Nationally, the average was 9.8 percent of a person’s income went to state and local taxes.

Though New York retained its spot at the top from 2010, state’s overall burden did decline in 2011, down from 13.1 percent.

New York was ranked first in the nation yet again, behind New Jersey (12.3 percent) and Connecticut (11.9 percent).

“Though the annual burdens report won’t reflect the effects of recent changes for several years because of a lag in the availability of data, New York’s 2011 state-local tax burden—the highest in the nation— shows just how necessary tax reform is in New York,” Tax Foundation analyst Liz Malm said.

Gov. Andrew Cuomo did engineer a rejiggering of the overall tax code in December of that year that resulted in a rate reduction for most income earners, though it partially kept high rates for the wealthy that were due to expire at the end of the year.

Updated: Here’s a statement from Cuomo spokesman Rich Azzopardi.

“This report reflects the negative consequences of past tax hikes that occurred before the Governor took office. We agree with its findings and that’s exactly why Governor Cuomo instituted reforms that led to the lowest middle class tax rates in 61 years, the lowest manufacturing tax rate since 1917, the lowest corporate tax rate since 1968, a property tax cap, and this year, a property tax cut.”

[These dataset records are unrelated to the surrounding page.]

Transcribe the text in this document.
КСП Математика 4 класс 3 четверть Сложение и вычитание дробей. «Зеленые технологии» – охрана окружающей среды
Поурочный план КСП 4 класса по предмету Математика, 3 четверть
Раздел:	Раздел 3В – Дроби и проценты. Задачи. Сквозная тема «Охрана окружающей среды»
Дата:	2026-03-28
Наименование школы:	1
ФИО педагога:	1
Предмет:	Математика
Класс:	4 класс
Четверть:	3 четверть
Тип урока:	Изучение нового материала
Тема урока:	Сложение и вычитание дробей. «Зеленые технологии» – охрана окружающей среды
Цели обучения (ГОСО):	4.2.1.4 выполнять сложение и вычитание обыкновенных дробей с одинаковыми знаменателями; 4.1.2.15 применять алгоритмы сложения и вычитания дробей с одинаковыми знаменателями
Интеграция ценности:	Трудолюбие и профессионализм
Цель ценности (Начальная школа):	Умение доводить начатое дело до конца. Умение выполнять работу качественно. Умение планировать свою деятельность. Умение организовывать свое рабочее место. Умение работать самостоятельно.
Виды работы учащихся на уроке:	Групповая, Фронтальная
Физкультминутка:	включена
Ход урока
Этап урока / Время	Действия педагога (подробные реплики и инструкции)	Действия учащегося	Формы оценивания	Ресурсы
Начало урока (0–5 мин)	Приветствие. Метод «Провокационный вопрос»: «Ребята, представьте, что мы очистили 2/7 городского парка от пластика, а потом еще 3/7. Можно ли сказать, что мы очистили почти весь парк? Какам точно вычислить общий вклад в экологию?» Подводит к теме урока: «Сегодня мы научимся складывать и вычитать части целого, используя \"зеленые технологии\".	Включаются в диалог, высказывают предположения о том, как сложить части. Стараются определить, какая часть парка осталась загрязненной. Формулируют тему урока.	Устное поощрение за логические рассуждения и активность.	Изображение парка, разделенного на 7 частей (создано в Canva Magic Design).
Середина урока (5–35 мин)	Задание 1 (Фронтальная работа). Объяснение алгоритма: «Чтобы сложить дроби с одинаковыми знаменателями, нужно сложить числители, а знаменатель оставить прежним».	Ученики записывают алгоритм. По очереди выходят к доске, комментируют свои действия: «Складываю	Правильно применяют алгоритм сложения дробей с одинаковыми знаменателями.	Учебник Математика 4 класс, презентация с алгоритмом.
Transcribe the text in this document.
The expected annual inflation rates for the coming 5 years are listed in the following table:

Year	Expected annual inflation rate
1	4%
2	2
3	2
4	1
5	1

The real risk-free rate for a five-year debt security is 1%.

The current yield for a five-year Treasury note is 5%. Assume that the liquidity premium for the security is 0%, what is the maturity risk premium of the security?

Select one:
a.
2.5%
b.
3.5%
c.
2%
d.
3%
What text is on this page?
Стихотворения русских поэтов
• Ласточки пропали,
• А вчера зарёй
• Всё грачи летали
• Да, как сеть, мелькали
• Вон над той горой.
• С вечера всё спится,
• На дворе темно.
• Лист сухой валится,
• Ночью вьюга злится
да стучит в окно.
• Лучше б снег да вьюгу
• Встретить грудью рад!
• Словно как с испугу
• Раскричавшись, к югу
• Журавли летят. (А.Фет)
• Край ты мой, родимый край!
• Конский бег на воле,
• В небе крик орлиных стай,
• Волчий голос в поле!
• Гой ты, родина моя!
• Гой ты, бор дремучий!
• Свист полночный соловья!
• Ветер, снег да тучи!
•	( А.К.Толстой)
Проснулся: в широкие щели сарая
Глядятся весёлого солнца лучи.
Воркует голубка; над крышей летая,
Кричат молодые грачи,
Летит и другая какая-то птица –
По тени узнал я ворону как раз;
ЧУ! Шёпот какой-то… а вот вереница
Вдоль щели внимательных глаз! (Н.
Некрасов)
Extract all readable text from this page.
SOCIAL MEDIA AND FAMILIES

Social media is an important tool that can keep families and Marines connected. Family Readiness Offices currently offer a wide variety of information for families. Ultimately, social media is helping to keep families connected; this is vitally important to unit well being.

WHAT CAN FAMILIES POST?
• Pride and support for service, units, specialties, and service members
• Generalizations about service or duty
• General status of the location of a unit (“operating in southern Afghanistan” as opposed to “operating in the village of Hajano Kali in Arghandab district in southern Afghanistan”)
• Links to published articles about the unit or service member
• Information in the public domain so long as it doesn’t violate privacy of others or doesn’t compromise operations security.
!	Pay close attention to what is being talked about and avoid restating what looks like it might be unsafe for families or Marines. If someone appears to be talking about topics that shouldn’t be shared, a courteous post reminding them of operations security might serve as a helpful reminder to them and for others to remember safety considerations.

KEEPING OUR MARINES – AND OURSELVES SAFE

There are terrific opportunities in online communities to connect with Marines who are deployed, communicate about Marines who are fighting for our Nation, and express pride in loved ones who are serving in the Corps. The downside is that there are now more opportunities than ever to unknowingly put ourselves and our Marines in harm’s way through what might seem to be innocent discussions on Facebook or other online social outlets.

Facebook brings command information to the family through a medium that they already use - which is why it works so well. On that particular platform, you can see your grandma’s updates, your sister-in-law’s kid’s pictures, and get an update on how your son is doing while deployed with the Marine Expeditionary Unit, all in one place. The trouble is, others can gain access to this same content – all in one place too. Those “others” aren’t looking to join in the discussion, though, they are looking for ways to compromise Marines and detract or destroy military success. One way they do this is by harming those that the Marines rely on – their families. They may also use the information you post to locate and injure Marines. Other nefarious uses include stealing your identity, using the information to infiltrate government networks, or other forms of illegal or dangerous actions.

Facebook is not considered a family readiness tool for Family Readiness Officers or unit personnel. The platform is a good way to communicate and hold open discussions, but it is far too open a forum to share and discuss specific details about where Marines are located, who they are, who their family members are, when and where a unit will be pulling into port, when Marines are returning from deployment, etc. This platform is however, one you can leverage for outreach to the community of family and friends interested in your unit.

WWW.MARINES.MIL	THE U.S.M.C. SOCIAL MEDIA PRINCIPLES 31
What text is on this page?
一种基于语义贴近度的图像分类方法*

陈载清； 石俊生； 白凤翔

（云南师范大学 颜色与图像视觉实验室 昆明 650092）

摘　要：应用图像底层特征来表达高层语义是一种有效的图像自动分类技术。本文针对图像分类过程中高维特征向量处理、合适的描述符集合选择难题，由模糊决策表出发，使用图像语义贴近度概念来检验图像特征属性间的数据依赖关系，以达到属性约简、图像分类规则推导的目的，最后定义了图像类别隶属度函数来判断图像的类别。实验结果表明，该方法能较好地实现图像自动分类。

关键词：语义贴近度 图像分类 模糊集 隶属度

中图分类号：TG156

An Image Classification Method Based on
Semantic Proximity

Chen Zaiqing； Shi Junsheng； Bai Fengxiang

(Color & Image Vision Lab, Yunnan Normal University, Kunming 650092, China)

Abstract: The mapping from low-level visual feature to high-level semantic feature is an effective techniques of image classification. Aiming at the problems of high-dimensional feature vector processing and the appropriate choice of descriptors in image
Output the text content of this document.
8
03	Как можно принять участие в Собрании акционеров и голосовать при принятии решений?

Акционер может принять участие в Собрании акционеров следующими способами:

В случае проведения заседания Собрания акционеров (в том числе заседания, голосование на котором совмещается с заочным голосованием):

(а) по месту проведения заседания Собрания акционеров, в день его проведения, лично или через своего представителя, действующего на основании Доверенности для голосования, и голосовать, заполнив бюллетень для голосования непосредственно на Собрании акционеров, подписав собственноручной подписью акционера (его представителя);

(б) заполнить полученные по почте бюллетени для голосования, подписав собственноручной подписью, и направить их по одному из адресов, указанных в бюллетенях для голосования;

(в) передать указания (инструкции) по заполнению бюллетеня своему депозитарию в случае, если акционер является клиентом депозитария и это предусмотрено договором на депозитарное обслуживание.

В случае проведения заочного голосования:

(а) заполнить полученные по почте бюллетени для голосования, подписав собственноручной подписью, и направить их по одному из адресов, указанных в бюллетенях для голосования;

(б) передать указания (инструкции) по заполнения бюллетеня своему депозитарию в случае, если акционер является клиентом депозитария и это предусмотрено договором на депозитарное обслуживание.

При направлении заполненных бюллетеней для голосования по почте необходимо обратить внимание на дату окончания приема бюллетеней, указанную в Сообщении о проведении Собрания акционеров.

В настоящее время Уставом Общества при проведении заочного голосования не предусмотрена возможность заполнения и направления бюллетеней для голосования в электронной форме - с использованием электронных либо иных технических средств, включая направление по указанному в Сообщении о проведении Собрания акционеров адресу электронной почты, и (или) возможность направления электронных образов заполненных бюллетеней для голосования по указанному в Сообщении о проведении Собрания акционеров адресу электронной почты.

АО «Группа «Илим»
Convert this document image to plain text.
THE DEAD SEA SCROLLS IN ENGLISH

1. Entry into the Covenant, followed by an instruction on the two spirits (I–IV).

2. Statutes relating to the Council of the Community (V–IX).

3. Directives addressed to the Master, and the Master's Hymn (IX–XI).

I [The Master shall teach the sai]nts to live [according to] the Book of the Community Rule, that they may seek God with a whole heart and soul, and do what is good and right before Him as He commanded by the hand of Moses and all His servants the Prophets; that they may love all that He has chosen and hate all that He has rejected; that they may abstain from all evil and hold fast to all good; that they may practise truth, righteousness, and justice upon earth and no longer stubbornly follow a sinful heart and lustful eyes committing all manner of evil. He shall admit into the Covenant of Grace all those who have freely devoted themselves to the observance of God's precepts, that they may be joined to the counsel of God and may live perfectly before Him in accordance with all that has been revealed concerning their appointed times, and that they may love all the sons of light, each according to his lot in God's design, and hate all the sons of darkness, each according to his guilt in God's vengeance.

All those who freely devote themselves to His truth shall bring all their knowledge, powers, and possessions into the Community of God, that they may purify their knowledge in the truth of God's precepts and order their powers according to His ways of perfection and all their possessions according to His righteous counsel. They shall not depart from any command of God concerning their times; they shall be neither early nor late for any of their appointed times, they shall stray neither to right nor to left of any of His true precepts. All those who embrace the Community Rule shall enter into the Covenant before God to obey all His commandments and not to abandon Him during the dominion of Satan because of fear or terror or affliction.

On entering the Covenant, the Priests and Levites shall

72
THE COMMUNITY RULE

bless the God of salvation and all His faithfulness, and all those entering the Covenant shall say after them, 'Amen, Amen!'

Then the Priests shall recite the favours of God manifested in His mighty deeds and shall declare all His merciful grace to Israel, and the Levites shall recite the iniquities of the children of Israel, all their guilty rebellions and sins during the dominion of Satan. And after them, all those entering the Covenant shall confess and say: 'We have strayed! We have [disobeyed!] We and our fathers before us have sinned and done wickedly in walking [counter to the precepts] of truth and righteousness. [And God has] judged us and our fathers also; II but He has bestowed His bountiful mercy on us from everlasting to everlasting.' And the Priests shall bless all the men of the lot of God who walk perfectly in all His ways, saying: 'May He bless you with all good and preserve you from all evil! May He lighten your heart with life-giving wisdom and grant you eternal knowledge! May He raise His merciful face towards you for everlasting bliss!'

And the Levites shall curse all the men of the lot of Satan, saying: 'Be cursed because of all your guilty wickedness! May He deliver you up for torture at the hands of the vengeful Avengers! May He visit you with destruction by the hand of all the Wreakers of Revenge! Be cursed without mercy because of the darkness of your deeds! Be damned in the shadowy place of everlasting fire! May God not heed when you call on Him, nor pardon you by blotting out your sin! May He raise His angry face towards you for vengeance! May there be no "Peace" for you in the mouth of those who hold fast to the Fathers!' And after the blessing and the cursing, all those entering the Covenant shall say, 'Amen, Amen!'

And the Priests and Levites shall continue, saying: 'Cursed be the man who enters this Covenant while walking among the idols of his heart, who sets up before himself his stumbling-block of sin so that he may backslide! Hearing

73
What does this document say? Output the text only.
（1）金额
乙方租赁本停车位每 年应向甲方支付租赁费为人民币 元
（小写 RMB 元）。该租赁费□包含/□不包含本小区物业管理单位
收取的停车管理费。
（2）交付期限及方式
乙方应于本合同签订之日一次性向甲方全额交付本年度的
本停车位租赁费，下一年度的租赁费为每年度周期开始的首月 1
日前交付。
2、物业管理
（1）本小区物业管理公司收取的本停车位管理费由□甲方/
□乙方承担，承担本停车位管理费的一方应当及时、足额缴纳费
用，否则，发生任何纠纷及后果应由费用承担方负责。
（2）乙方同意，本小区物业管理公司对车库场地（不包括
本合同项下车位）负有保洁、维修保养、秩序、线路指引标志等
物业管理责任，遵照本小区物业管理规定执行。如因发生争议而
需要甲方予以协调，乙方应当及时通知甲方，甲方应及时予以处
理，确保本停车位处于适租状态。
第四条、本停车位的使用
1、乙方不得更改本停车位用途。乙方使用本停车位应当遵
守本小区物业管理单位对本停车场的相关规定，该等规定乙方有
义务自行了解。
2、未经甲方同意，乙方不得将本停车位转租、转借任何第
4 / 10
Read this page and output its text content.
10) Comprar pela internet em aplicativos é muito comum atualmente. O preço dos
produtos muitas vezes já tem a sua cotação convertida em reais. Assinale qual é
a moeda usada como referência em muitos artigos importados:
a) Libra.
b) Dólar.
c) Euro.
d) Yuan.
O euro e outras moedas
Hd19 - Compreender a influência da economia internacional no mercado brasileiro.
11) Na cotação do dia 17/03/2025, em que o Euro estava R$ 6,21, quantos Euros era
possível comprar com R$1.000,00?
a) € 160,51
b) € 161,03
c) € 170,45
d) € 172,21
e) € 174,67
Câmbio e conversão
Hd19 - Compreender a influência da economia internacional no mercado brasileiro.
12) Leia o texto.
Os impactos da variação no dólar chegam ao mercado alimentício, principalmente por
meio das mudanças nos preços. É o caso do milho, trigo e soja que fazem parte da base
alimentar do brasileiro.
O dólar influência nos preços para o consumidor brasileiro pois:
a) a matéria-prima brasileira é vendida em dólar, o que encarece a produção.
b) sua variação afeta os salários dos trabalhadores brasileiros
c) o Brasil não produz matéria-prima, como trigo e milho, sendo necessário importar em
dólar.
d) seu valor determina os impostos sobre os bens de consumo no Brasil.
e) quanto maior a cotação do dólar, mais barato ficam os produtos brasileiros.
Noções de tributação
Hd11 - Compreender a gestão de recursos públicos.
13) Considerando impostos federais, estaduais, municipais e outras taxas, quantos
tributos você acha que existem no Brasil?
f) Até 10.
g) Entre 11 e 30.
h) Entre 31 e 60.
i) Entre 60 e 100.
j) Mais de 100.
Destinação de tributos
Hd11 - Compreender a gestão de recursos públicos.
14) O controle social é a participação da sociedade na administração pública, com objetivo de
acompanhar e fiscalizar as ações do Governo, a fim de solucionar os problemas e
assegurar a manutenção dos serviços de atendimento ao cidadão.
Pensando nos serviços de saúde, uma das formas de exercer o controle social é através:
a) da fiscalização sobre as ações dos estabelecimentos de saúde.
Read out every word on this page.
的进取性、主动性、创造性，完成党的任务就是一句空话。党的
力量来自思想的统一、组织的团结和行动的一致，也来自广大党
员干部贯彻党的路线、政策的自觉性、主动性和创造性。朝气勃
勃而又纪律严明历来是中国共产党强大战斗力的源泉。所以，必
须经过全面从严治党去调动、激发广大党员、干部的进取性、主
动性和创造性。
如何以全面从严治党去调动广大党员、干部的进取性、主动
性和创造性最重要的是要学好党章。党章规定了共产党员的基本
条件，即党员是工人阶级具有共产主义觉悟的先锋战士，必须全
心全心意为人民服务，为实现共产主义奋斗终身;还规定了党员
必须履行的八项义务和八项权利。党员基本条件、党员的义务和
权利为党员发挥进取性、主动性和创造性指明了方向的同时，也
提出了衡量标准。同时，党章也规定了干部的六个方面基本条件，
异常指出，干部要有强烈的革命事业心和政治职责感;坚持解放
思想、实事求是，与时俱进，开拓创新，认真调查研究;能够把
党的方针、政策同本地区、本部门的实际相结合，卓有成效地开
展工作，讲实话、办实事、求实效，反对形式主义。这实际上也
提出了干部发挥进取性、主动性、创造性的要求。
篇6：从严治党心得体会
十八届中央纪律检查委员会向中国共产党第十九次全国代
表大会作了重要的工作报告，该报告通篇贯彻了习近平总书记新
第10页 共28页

Updated X2: Rob Astorino, the Republican candidate for governor, released a statement knocking the Cuomo administration’s track record on taxes.

“These latest figures are more proof that New York is continuing on a losing path. Being singled out for the highest tax burden in the nation is not a distinction to be proud of,” Astorino said. “Governor Cuomo’s policies are driving jobs and people to other states in record numbers. We are ranked number one in all the wrong categories. To hear him say we are better off today than four years ago shows how out of touch he is with everyday New Yorkers.”